Coined by scientist Paul Crutzen in the early 2000s but popularized by the Iraq War veteran cum essayist Roy Scranton’s 2015 book Learning to Live and Die in the Anthropocene, the phrase “anthropocene” (wildly popular among totebag-wielding anarchists, autonomists and accelerationists in New York City) refers to the era of Earth’s history where human decisions begin to produce irreversible geologic consequences. By late 2018, anyone reading Cinema Scope’s TIFF capsules probably has a working notion of what those consequences look like: rampant pollution, cute animals pushed to extinction, price surges for once-abundant natural resources and much more. But aside from the imminent collapse of human society, what’s depressing about this film from the makers of Manufactured Landscapes is that it spectacularizes far more than it actually reveals.

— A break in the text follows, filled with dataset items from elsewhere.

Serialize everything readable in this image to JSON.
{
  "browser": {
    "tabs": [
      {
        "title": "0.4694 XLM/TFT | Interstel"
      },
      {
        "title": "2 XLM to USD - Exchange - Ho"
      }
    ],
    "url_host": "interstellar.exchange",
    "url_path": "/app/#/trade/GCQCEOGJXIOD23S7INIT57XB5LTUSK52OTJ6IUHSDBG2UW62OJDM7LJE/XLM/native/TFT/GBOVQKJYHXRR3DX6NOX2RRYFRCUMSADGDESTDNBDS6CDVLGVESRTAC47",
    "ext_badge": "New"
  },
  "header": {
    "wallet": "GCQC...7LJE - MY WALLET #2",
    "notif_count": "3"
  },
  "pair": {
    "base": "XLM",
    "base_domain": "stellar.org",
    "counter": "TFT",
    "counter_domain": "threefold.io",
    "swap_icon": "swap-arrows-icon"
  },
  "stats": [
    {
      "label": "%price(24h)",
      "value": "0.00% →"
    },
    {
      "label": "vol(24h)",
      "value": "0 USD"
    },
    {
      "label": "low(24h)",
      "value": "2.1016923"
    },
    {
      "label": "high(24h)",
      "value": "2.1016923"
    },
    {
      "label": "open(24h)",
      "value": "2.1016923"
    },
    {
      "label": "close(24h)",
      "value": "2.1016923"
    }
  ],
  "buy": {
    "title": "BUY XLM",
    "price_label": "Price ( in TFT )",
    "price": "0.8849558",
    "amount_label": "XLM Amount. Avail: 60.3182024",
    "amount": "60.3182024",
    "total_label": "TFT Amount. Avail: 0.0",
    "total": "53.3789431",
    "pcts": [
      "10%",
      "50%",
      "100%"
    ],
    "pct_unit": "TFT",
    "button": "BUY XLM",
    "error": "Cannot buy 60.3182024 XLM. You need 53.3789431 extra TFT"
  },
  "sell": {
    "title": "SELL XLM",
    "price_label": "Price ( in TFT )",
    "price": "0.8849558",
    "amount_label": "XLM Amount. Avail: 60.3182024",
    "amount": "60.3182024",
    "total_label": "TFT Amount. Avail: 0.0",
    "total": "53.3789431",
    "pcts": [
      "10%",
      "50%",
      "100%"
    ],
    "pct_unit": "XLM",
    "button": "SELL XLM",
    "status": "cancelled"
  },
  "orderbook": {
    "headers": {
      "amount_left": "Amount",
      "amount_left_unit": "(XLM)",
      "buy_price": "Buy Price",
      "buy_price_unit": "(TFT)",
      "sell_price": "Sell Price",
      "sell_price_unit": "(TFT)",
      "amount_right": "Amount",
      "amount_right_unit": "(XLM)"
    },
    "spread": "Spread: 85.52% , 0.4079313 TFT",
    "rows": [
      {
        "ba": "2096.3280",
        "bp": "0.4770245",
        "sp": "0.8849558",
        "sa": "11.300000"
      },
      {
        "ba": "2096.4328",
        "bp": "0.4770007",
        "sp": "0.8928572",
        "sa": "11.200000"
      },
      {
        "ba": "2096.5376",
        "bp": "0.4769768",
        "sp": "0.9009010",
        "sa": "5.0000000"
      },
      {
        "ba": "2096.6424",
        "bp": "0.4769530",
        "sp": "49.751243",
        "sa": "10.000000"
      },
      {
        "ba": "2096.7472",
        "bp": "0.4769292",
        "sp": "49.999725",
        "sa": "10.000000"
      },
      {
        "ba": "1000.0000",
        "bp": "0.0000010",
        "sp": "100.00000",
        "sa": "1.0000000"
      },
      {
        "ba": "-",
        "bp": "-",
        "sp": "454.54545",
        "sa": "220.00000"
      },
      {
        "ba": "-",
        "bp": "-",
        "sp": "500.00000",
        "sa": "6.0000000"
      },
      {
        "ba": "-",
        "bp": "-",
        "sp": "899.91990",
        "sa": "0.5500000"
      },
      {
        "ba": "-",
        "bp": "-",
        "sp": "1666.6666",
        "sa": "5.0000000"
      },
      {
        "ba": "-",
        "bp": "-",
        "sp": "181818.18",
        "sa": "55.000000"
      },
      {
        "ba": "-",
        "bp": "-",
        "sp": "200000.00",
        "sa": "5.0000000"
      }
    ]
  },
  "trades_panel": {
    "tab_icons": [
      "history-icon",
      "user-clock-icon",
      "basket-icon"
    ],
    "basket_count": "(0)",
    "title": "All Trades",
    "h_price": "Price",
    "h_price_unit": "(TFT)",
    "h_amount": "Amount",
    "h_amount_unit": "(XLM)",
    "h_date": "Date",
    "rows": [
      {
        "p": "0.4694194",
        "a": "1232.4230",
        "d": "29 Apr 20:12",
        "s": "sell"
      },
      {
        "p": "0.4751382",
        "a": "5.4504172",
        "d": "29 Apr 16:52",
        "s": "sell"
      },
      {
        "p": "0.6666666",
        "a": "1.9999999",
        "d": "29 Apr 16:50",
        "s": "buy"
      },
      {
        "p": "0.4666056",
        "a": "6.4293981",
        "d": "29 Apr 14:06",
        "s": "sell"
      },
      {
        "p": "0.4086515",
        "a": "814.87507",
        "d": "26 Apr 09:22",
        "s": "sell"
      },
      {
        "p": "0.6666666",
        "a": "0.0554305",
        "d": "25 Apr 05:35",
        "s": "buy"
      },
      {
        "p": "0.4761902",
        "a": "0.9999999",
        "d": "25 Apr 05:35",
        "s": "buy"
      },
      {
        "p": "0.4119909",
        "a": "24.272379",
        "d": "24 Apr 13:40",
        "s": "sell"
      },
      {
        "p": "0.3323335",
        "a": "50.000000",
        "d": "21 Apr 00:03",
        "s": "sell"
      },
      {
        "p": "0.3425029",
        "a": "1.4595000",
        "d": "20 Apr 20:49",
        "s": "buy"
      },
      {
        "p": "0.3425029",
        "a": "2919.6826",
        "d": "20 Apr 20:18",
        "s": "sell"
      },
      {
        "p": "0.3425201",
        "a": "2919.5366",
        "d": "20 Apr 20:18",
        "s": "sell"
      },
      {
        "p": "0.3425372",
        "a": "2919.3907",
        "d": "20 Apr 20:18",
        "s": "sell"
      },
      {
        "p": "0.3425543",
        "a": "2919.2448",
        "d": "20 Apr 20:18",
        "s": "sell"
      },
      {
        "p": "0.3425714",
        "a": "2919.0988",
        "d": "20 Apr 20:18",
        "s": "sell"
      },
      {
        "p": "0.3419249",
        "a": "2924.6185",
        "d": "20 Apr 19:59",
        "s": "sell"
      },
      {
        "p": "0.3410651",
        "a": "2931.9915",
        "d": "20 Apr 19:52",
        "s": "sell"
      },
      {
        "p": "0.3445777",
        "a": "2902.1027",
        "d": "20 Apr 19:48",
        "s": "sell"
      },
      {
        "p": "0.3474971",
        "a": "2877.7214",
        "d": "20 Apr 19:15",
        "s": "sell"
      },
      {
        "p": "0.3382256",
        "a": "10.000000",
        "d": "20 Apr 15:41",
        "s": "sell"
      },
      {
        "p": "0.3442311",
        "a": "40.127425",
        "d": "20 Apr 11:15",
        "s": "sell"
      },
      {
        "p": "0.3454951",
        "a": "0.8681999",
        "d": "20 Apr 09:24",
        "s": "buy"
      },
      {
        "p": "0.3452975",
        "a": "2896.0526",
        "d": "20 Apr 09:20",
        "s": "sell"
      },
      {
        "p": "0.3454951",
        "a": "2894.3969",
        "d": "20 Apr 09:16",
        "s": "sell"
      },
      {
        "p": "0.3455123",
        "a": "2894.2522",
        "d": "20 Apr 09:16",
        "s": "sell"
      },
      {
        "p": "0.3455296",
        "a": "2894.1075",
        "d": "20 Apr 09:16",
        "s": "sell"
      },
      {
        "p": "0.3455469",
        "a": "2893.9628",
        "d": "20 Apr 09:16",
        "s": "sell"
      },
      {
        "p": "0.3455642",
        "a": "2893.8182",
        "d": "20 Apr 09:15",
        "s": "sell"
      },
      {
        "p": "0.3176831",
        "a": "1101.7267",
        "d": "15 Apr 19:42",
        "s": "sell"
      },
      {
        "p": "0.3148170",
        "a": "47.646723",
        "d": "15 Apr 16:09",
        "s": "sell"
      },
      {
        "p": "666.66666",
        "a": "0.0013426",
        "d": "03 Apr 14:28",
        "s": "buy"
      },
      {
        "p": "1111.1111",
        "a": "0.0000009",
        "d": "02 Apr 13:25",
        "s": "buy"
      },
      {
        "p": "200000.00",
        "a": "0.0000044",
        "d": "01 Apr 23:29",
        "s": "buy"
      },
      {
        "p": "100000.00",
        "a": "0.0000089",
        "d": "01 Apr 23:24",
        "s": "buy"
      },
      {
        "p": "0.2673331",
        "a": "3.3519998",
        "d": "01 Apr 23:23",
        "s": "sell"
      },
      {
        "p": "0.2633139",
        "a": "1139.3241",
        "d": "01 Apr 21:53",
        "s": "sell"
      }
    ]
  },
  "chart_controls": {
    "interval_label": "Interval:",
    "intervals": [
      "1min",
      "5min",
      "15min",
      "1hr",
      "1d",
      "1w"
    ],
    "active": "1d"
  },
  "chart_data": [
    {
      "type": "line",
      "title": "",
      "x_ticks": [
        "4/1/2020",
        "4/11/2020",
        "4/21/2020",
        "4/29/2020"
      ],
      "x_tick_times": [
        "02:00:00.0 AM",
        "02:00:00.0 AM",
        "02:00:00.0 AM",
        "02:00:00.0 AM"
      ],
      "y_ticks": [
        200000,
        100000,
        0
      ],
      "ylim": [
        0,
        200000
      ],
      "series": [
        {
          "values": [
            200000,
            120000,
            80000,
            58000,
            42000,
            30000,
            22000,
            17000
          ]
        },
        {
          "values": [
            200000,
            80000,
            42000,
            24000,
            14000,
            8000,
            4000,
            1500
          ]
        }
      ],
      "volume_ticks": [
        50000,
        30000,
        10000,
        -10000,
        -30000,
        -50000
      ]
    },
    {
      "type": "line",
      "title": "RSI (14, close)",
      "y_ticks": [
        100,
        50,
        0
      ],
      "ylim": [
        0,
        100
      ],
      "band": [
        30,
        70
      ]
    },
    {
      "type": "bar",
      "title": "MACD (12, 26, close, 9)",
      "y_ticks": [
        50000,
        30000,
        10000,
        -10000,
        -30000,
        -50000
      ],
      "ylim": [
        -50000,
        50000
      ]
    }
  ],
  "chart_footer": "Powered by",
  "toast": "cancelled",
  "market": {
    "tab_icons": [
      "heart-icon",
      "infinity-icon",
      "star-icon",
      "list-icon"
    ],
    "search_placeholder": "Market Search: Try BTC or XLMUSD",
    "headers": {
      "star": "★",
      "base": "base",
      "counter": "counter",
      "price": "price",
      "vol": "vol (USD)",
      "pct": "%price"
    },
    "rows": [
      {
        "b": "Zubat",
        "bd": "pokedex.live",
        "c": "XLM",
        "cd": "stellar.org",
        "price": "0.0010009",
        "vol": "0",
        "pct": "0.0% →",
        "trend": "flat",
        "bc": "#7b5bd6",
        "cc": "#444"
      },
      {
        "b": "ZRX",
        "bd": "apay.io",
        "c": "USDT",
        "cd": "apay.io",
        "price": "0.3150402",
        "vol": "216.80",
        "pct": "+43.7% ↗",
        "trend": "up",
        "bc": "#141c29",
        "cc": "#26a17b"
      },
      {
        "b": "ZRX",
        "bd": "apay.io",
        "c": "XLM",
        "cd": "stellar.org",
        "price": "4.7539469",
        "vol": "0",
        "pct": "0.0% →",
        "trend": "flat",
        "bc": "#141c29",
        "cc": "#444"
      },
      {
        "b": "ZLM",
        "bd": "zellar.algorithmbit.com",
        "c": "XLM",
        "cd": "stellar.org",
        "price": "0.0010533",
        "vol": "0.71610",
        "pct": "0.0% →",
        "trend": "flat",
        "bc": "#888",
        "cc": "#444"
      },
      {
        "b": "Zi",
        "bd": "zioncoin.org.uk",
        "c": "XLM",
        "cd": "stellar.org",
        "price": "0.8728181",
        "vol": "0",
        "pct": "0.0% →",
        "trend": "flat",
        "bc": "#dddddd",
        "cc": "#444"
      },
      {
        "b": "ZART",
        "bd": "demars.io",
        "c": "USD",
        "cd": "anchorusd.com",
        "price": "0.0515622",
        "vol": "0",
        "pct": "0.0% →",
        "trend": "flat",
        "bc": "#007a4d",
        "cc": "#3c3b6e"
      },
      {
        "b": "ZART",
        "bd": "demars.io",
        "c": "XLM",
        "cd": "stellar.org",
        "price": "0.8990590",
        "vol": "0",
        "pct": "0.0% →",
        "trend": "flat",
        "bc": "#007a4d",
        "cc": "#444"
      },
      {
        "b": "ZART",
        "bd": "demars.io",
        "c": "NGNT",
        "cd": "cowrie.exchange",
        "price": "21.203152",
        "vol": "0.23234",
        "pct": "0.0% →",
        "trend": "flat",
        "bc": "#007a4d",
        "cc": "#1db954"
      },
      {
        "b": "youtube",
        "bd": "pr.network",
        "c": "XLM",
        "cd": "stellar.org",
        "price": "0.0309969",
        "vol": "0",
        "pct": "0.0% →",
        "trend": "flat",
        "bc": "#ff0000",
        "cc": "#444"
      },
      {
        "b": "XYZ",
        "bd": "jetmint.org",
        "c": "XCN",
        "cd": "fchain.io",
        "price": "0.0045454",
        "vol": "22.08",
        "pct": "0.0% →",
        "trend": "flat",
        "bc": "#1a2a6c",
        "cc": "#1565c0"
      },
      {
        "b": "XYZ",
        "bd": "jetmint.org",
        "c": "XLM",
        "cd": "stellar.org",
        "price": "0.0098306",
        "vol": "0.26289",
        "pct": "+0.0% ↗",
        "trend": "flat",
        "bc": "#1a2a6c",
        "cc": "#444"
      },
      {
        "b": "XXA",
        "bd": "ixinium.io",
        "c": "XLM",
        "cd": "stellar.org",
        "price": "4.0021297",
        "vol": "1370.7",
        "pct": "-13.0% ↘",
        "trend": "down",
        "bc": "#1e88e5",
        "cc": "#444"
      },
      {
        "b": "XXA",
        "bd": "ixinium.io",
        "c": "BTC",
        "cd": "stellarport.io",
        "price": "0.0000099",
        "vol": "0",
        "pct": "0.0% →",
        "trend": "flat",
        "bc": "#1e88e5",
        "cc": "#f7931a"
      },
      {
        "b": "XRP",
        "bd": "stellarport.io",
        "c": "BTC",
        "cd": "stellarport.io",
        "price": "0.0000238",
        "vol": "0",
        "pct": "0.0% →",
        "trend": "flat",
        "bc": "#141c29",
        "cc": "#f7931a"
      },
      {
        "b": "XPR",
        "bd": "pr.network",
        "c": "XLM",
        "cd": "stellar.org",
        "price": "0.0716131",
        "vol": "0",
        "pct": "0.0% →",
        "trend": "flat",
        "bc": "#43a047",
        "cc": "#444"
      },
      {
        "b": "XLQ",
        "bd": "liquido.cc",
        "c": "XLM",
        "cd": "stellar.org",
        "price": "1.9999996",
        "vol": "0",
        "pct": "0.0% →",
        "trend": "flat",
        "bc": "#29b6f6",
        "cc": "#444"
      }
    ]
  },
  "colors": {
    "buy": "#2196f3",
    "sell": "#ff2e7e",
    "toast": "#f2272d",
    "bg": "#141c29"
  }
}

It’s clear how much work went into Anthropocene: Baichwal, de Pencier & Burtnsky’s documentary is littered with drone-shot evidence of the aforementioned catastrophes, featuring detours into Norilsk (Russia’s most polluted city, north of the Arctic Circle), the Carrara marble quarry in Italy (complete with a gargantuan backhoe struggling to move massive hunks of marble, scored to an opera solo), the withering coral reefs of Australia and Indonesia, the deforestation of Vancouver Island, mountains of elephant tusks set aflame by Kenyan anti-poaching activists… the list goes on. The film (which is narrated by Alicia Vikander, giving a bizarre National Geographic-style sheen to an essentially downward-facing survey of humankind’s endless fuck-ups) ends on a note of complicity-for-all before announcing that the anthropocene is yet to be approved by the International Union of Geological Sciences as a classification for this epoch. A documentary focusing explicitly on that movement, to say nothing of the root causes for our turbo-capitalist affliction, probably would be more boring: it wouldn’t require the widescreen helicopter vistas of lithium mines, smouldering factories and canyons of garbage that have already been fodder for common consumption for decades. But there’s no denying the images are stunning.